Initially, Mac and Kelly, pushing Stella in a stroller, approach the Delta Psi House and introduce themselves to President Teddy Sanders (Zac Efron of “17 Again”), Vice President Pete (David Franco of “21 Jump Street”), and the rest of the kids.  Naturally, everybody finds Stella too cute for words, while the Radners welcome the Deltas but give them subtle warning about keeping it down.  In an earlier scene, Mac and Kelly discussed the various ways they could ask the kids to keep it down.  The first night in the neighborhood, the Deltas stage a blow-out party and invite Mac and Kelly because Teddy is afraid that the couple could create trouble for them.  Mac and Kelly are determined not to behave like ‘old people,’ and they indulge themselves to excess.  Everything goes into the crapper during the second night.  Earlier, Teddy informed them that all they had to do is notify them when the noise got too out of hand.  Teddy doesn’t want them to phone the police.  After several attempts to contact Teddy and company, Mac and Kelly give up and call the police.  Erroneously, they believe that they have made an anonymous call.  They watch as the police, in the form of one cop, Officer Watkins (Hannibal Buress of “The Kings of Summer”), arrives and informs the Deltas that they have having too much fun.  Mac and Kelly watch from their front window and “Forgetting Sarah Marshall” director Nicholas Stoller frame the shot from their perspective.  Mac and Kelly are horrified when the cop points in their direction and everybody gravitates to their front door and the young married couple is revealed to be the ones who lodged the complaint.  Mac and Kelly withdraw their complaint and the Deltas proceed to make their life a ‘hell on earth.’  

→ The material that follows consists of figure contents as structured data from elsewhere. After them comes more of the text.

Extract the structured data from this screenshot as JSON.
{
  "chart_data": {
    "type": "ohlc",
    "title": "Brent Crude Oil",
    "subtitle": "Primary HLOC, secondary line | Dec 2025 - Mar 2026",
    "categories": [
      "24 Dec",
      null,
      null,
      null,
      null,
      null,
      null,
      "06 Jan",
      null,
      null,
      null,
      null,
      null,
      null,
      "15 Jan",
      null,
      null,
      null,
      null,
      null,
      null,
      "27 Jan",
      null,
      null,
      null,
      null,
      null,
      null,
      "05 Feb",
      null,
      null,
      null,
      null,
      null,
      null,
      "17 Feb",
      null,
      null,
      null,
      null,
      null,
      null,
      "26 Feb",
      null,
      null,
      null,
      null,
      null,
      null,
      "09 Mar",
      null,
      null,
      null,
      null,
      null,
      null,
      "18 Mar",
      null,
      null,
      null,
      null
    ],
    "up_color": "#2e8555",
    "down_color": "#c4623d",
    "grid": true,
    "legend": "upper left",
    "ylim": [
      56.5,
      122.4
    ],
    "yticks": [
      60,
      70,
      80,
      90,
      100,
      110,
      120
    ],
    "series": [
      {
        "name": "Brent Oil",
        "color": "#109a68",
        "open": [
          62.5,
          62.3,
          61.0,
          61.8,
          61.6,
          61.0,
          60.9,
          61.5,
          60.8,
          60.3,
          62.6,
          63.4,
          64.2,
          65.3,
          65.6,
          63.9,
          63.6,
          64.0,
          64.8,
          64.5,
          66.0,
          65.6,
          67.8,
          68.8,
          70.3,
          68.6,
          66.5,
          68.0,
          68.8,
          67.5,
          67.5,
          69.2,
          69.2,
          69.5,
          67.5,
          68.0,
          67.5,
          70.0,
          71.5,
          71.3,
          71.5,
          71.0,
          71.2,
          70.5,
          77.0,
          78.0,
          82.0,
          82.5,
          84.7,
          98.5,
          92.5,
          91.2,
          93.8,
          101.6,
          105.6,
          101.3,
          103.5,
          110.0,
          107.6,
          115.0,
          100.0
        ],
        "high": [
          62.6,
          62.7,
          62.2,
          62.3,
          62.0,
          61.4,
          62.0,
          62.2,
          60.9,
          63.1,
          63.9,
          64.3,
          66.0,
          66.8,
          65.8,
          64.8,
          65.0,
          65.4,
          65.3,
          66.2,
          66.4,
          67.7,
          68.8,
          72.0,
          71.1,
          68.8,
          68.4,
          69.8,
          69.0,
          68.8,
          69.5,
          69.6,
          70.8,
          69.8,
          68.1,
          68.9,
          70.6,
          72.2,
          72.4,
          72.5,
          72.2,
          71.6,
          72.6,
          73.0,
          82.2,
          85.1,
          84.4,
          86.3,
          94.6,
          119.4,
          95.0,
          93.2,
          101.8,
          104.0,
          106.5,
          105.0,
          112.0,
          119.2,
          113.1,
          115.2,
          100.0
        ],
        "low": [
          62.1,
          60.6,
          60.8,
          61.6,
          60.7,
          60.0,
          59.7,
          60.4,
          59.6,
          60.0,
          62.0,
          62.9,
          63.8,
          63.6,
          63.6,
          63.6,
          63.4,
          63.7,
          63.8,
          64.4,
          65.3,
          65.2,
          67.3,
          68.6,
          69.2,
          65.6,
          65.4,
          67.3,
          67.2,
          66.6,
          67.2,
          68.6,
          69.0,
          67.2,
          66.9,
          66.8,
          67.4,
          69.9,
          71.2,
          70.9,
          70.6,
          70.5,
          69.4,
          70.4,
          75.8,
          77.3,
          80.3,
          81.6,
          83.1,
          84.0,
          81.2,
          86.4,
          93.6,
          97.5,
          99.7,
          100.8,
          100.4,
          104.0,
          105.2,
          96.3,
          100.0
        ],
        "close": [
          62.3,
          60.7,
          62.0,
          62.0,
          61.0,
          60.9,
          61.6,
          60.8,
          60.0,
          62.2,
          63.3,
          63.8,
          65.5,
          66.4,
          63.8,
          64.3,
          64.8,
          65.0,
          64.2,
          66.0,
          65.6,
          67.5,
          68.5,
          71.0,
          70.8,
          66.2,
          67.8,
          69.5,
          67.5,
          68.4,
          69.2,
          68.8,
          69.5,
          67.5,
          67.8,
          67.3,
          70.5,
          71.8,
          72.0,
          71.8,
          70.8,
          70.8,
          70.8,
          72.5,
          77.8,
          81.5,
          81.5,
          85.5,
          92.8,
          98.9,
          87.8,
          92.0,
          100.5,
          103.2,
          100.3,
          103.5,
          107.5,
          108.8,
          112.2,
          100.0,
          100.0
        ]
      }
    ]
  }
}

“Neighbors” bristles with pervasive drug use.  The Deltas smoke, toke, and puff with an outlandish variety of paraphernalia.  They stage parties that are virtuously as rowdy as anything that James Belushi and company held in “National Lampoon’s Animal House.”  Like the “Animal House” Delta Tau Chi Fraternity, The Deltas find themselves in hot water with the equivalent of John Vernon’s Dean Vernon Wormer.  Dean Carol Gladstone (Lisa Kudrow of “Romy and Michele's High School Reunion”) doesn’t scheme as much as Wormer did.  Nevertheless, she puts pressure on the Deltas and runs interference when the Radner complain about the Deltas.  A huge part of the problem is that the Deltas, particularly Teddy and Pete, have established new goals since they moved in next door to the Radners.  They want to make history as previous Deltas did that they can plaster on their fraternity board.  Meaning, they want to take partying to the next level.  All of this sparks a war between the Deltas and the Radners, and the oldsters are determined to run off the youngsters.  At one point, Mac and Kelly decide to sabotage the plumbing next door, and Mac manages to smash a water pipe so that the basement floods.  The Radners figure that if they can destroy the house that the Deltas will have to vacate the premises since they will not be able to pay for the improvements.  Incredibly, the Deltas turn their predicament around.  They hole a dildo yard sale and generate more than enough money to pay for their sabotaged plumbing.  Mac and Kelly decide to attack the Deltas by setting them at each other’s throats.  Kelly comes up with a plan to turn Teddy and Pete against each other by getting Pete to bed down with Teddy’s girlfriend.  Of course, the Deltas strike back at the Radners.  One of the funniest gags in “Neighbors” is the use of automobile air bags to surprise the oldsters.  These scenes are totally off the chart hilarious.  

If you love farcical humor, “Neighbors” is good, mindless, fun.  Seth Rogen has no shame, and the competition between the frats and the young married couple is lively.